In Tulsa there's increasing talk of changing the name of the Brady Arts District, which is named after Tate Brady, one of Tulsa's founding citizens. This is spurred largely by the reporting done over the last several yearsby Leroy Chapman of This Land Press, who's been writing about Brady's role in preventing the rebuilding of the African American section of Tulsa (Greenwood) and his close connections to the Klan. (This Land Press has had other coverage of Brady here. Also, just to put things into a little perspective, the Klan was rampant in post-riot Oklahoma.)
I'm generally skeptical of name changes -- in large part because I think that facilitates forgetting. But the current residents have, I suppose, as much say in this matter as the people who did the initial naming -- and we need to look carefully at what was known when the initial naming took place and who had a say in the naming. And I think it makes sense to take some measure of how we think about the person honored with a name now. On that score, Tate Brady has fared less well than some. I began a short commentary, "Tate Brady, The Magic City, and the Dreamland," on Chapman's extensive work a couple years back in this way:
Tate Brady, as Lee Roy Chapman points out, did a lot of good for Tulsa, but the positives came with lots of negatives. It is the tragedy of this story that building the city of Tulsa involved violence. In Brady’s case, it was violence against workers and African Americans. Therein lies a story we hear much about in American history at this time.
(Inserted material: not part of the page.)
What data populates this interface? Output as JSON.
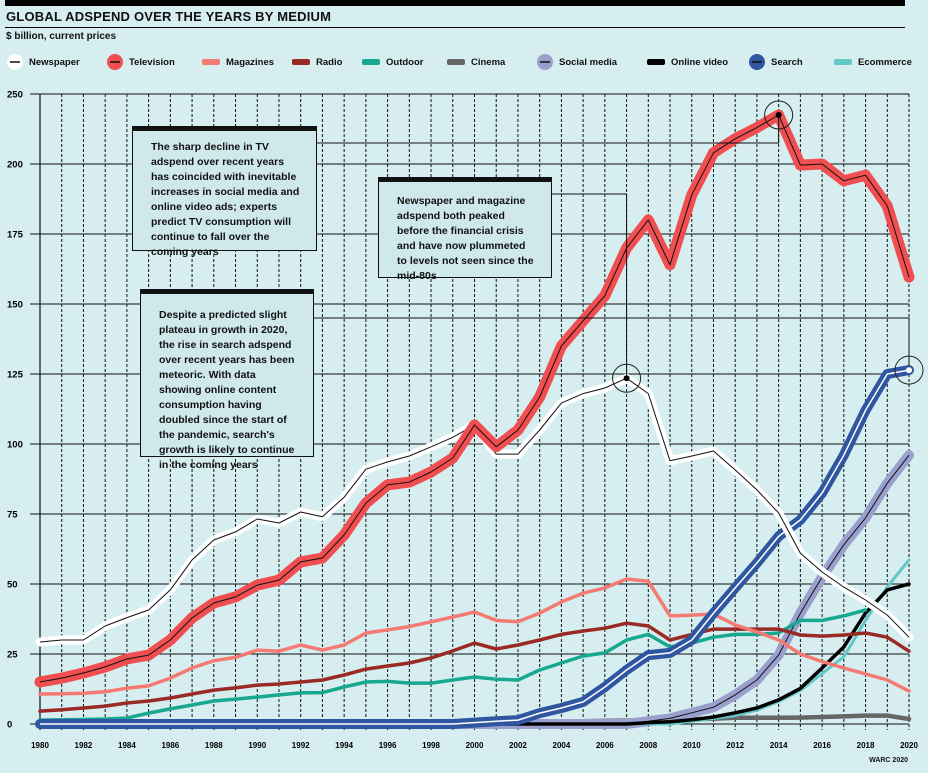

And now Jaime Adame has a very nice story, "The Meaning of Change," in Urban Tulsa Weekely. I think we're going to be hearing a lot more about this story in the months to come. Just another of the many examples of the law and morality of building renaming that we periodically face. Soon I want to talk a little bit about my strangely unsettled attitude towards a Confederate monument I saw up in Lunenburg County a few weeks back, as well as the Sussex County Confederate monument.